また、声は相手と面と向かわなくても、感情を読み取ったり、伝えたりできます。

そのため、相手と対面すると緊張する人や、顔の表情や身形を見られたくない人は、あえて電話でコミュニケーションを取りたがる人もいます。

さらに相手に感情を悟られないために電話ではなくメールを活用する人もいます。

しぐさによる感情表現

顔の表情や声による感情表現に加えて「しぐさ」による信号もあります。

しぐさによる感情表現は、表情や声よりも馴染み深いものではないためか、万国共通なものについてはあまり研究はされていないようです。

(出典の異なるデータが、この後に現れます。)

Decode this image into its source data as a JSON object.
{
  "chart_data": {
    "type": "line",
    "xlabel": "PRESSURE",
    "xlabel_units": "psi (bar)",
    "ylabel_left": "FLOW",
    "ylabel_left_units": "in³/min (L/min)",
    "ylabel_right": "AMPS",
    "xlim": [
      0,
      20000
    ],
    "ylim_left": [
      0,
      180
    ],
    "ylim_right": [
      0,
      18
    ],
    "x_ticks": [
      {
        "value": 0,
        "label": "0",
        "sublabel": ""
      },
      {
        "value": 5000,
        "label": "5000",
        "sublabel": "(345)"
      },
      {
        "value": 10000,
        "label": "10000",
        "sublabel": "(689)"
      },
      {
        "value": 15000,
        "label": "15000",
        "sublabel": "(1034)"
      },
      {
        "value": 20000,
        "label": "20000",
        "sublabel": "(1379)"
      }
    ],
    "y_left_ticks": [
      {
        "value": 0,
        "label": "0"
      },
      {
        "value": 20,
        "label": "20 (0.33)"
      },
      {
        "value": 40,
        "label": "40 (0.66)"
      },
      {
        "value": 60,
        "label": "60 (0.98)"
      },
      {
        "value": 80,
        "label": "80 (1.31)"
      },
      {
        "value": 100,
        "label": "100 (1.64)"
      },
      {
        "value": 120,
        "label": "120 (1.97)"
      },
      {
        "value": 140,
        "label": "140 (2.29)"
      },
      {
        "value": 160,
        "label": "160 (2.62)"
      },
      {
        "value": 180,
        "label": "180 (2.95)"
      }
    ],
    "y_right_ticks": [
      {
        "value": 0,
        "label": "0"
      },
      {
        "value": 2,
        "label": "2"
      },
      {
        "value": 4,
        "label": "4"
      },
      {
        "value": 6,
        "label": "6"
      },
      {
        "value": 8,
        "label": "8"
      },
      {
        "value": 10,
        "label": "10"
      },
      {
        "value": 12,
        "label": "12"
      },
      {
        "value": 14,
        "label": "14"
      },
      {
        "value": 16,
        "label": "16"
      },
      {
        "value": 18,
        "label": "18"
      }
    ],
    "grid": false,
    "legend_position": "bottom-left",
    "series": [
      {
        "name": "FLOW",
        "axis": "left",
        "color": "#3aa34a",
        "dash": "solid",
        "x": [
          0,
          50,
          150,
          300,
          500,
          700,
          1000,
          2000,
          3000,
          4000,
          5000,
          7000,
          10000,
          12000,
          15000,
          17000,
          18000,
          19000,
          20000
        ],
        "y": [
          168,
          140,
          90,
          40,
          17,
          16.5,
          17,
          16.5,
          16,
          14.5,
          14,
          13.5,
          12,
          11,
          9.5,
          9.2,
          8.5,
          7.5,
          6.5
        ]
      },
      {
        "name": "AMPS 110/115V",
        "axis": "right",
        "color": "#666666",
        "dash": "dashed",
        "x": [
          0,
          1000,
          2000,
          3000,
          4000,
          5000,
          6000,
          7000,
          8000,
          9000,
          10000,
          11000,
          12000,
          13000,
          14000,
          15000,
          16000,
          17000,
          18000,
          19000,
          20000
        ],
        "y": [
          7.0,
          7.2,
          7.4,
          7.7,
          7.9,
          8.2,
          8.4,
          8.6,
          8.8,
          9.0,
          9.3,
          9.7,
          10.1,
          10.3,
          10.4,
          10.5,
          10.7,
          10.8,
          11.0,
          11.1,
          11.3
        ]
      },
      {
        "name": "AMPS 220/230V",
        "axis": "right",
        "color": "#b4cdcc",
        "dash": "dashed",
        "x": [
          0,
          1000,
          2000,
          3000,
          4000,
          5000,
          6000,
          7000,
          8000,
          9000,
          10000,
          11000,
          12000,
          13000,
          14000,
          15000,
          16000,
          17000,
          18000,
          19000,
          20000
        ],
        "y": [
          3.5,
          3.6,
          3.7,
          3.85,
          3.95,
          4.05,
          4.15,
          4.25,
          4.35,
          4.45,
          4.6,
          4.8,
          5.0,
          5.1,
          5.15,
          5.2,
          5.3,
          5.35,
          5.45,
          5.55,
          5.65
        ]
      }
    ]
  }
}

あえて予測を立てるなら、感情的になったときのすべてのことは、私たちにあらかじめ内臓されておらず学習されるため、身体の所作や言葉を含むものは文化や個人によって異なるだろうと考えられています。

わかりやすいのが、運動選手が何か達成して誇りを感じる時に、ガッツポーズをとったり、人差し指を上に向けたり、笑ったときに手を叩いたり、お腹を抑えたりします。

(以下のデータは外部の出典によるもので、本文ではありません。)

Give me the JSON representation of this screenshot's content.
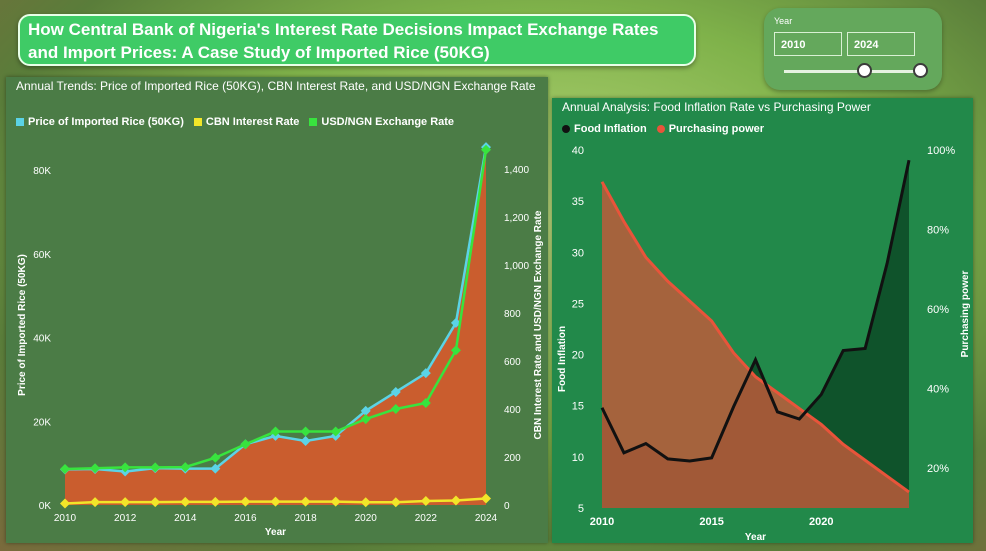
{
  "title": "How Central Bank of Nigeria's Interest Rate Decisions Impact Exchange Rates and Import Prices: A Case Study of Imported Rice (50KG)",
  "slicer": {
    "label": "Year",
    "from": "2010",
    "to": "2024"
  },
  "chart_data": [
    {
      "type": "line",
      "title": "Annual Trends: Price of Imported Rice (50KG), CBN Interest Rate, and USD/NGN Exchange Rate",
      "xlabel": "Year",
      "ylabel": "Price of Imported Rice (50KG)",
      "y2label": "CBN Interest Rate and USD/NGN Exchange Rate",
      "x": [
        2010,
        2011,
        2012,
        2013,
        2014,
        2015,
        2016,
        2017,
        2018,
        2019,
        2020,
        2021,
        2022,
        2023,
        2024
      ],
      "xticks": [
        "2010",
        "2012",
        "2014",
        "2016",
        "2018",
        "2020",
        "2022",
        "2024"
      ],
      "yticks": [
        "0K",
        "20K",
        "40K",
        "60K",
        "80K"
      ],
      "y2ticks": [
        "0",
        "200",
        "400",
        "600",
        "800",
        "1,000",
        "1,200",
        "1,400"
      ],
      "ylim": [
        0,
        86000
      ],
      "y2lim": [
        0,
        1500
      ],
      "legend_position": "top-left",
      "grid": false,
      "series": [
        {
          "name": "Price of Imported Rice (50KG)",
          "axis": "left",
          "color": "#5bd3e6",
          "values": [
            8500,
            8600,
            8000,
            8800,
            8700,
            8700,
            14500,
            16500,
            15300,
            16500,
            22500,
            27000,
            31500,
            43500,
            85500
          ]
        },
        {
          "name": "CBN Interest Rate",
          "axis": "right",
          "color": "#f2e629",
          "values": [
            6,
            12,
            12,
            12,
            13,
            13,
            14,
            14,
            14,
            14,
            11.5,
            11.5,
            16.5,
            18.75,
            27.25
          ]
        },
        {
          "name": "USD/NGN Exchange Rate",
          "axis": "right",
          "color": "#38e33e",
          "values": [
            150,
            153,
            157,
            157,
            158,
            197,
            253,
            306,
            306,
            306,
            358,
            400,
            425,
            645,
            1480
          ]
        }
      ],
      "area_color": "#d55a2d"
    },
    {
      "type": "area",
      "title": "Annual Analysis: Food Inflation Rate vs Purchasing Power",
      "xlabel": "Year",
      "ylabel": "Food Inflation",
      "y2label": "Purchasing power",
      "x": [
        2010,
        2011,
        2012,
        2013,
        2014,
        2015,
        2016,
        2017,
        2018,
        2019,
        2020,
        2021,
        2022,
        2023,
        2024
      ],
      "xticks": [
        "2010",
        "2015",
        "2020"
      ],
      "yticks": [
        "5",
        "10",
        "15",
        "20",
        "25",
        "30",
        "35",
        "40"
      ],
      "y2ticks": [
        "20%",
        "40%",
        "60%",
        "80%",
        "100%"
      ],
      "ylim": [
        5,
        40
      ],
      "y2lim": [
        0.1,
        1.0
      ],
      "legend_position": "top-left",
      "grid": false,
      "series": [
        {
          "name": "Food Inflation",
          "axis": "left",
          "color": "#111111",
          "values": [
            14.8,
            10.4,
            11.3,
            9.8,
            9.6,
            9.9,
            14.9,
            19.5,
            14.4,
            13.7,
            16.1,
            20.4,
            20.6,
            28.9,
            39.0
          ]
        },
        {
          "name": "Purchasing power",
          "axis": "right",
          "color": "#e8543a",
          "values": [
            0.92,
            0.82,
            0.73,
            0.67,
            0.62,
            0.57,
            0.49,
            0.43,
            0.39,
            0.35,
            0.31,
            0.26,
            0.22,
            0.18,
            0.14
          ]
        }
      ]
    }
  ]
}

また、感情に対応する自律神経系の異なった活動パターンが発見されているので、これにより共通するしぐさがあるかもしれません。

たとえば、怒りや恐怖にかられると、心拍数が増え、人がすぐに動けるように身体が自動的に備えます。

怒りでは手への血流が増え、怒った対象への攻撃や防御に備え、恐怖では脚への血流が増え、逃げることに備えます。

すると、怒ると拳を握ったり、恐怖を感じると対象から離れるために後ずさったり、対象に隠れて逃げやすいように腰を落としたりするかもしれません。

他の感情でも、悲しいと筋肉全体の緊張がゆるみ、引きこもりの姿勢をとって動かなくなったり、軽蔑すると対象を見下すような態度になったり、顎をあげて対象を見下ろすように見たりするかもしれません。